Why does defence spending rise and fall?
Published 7 Oct 2013   Follow @SamRoggeveen

Lots of reasons, as you would expect.

  • Shifting priorities: societies make choices about what matters to them most, and Western countries increasingly value social welfare spending over national security.
  • Threat perception: it's hard to avoid the conclusion that the decline in European defence spending since the end of the Cold War is linked to the collapse of the military threat that NATO was established to defend against.
  • Wealth: countries that have more, spend more. And defence spending tends to have a high correlation with GDP levels.

But as participants at the IISS's Geo-Economics and Strategy conference here in Bahrain heard this morning, none of these factors can alone explain defence spending trends, and each has exceptions. How do we explain, for instance, the relatively modest European defence spending cuts in the aftermath of the Soviet collapse? And given that Australia maintained a strong economy since the GFC and identified China as a source of strategic risk in its 2009 Defence White Paper, why has defence spending fallen?

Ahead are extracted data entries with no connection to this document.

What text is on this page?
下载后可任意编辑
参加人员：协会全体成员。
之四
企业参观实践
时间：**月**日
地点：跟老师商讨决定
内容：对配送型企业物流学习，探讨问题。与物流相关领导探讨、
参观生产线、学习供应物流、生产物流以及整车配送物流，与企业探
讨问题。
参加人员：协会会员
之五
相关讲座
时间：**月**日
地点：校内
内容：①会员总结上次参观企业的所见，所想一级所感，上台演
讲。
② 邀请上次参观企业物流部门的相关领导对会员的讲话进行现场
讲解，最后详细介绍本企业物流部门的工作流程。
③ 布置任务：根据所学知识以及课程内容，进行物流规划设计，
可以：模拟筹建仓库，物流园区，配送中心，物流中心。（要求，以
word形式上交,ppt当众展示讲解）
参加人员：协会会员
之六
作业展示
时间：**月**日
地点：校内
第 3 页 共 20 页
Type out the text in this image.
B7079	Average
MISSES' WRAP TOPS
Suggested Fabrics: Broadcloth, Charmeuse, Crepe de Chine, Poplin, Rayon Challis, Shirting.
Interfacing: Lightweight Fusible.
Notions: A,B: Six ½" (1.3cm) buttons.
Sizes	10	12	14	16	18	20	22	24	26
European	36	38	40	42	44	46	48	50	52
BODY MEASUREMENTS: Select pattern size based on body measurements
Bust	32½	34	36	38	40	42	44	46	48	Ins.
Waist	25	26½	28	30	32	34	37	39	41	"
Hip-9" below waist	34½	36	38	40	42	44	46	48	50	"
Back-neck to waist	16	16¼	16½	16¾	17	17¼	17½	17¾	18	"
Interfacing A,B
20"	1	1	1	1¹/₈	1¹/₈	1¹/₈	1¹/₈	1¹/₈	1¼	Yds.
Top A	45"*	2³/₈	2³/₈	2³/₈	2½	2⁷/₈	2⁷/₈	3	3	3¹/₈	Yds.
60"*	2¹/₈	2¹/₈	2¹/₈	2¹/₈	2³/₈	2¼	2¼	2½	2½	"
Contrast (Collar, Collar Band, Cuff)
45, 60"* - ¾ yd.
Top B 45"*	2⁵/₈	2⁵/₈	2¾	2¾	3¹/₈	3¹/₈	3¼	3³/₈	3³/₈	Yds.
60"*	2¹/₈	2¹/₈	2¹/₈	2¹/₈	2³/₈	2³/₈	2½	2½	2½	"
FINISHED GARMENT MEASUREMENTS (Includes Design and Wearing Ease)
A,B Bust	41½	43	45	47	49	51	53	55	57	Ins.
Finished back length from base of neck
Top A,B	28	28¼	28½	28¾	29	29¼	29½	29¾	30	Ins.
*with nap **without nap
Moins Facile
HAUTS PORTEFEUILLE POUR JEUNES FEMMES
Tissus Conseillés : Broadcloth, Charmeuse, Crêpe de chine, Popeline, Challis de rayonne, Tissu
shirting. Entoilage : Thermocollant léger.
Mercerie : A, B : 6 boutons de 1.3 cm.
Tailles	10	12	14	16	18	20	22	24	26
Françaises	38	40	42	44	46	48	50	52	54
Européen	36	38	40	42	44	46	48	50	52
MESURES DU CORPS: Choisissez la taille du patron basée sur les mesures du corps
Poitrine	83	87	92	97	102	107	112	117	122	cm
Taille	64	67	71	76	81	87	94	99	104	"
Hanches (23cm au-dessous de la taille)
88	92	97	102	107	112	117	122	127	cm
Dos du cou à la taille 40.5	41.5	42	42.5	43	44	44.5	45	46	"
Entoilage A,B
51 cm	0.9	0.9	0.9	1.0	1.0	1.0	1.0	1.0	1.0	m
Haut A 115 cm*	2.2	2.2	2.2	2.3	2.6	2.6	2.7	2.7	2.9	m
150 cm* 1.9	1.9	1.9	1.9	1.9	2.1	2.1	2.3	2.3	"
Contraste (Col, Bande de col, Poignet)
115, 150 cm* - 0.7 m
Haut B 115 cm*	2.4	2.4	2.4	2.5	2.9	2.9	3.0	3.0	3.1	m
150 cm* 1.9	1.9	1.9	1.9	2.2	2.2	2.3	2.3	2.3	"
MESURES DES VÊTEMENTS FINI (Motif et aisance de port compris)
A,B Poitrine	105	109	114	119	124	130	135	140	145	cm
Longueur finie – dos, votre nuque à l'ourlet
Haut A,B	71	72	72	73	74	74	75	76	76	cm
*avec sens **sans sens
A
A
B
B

One thing is clear: governments exercise a huge distortionary role in the defence-industrial sector. Despite the fact that domestic defence spending is not an efficient way to grow an economy or increase employment, governments cannot resist it. One participant at the conference pointed out that Europe has massive overcapacity in defence production. If it was organised rationally, the European defence sector would look more like civil aerospace or the pharamaceutical industry, but governments keep it largely in its Cold War form.

And yet, it was also pointed out that the European defence sector is still dependent on products that originate in the Cold War. It's hard to think of a major European defence project that does not have its origins in that period. So the question is, what happens in the 2020s when those systems lose their attractiveness in the international market? What does Europe bring to the table then? China still has a poor record as an arms exporter, but the rise of its defence-industrial sector may be timed just right for a rapid ascent in the next decade.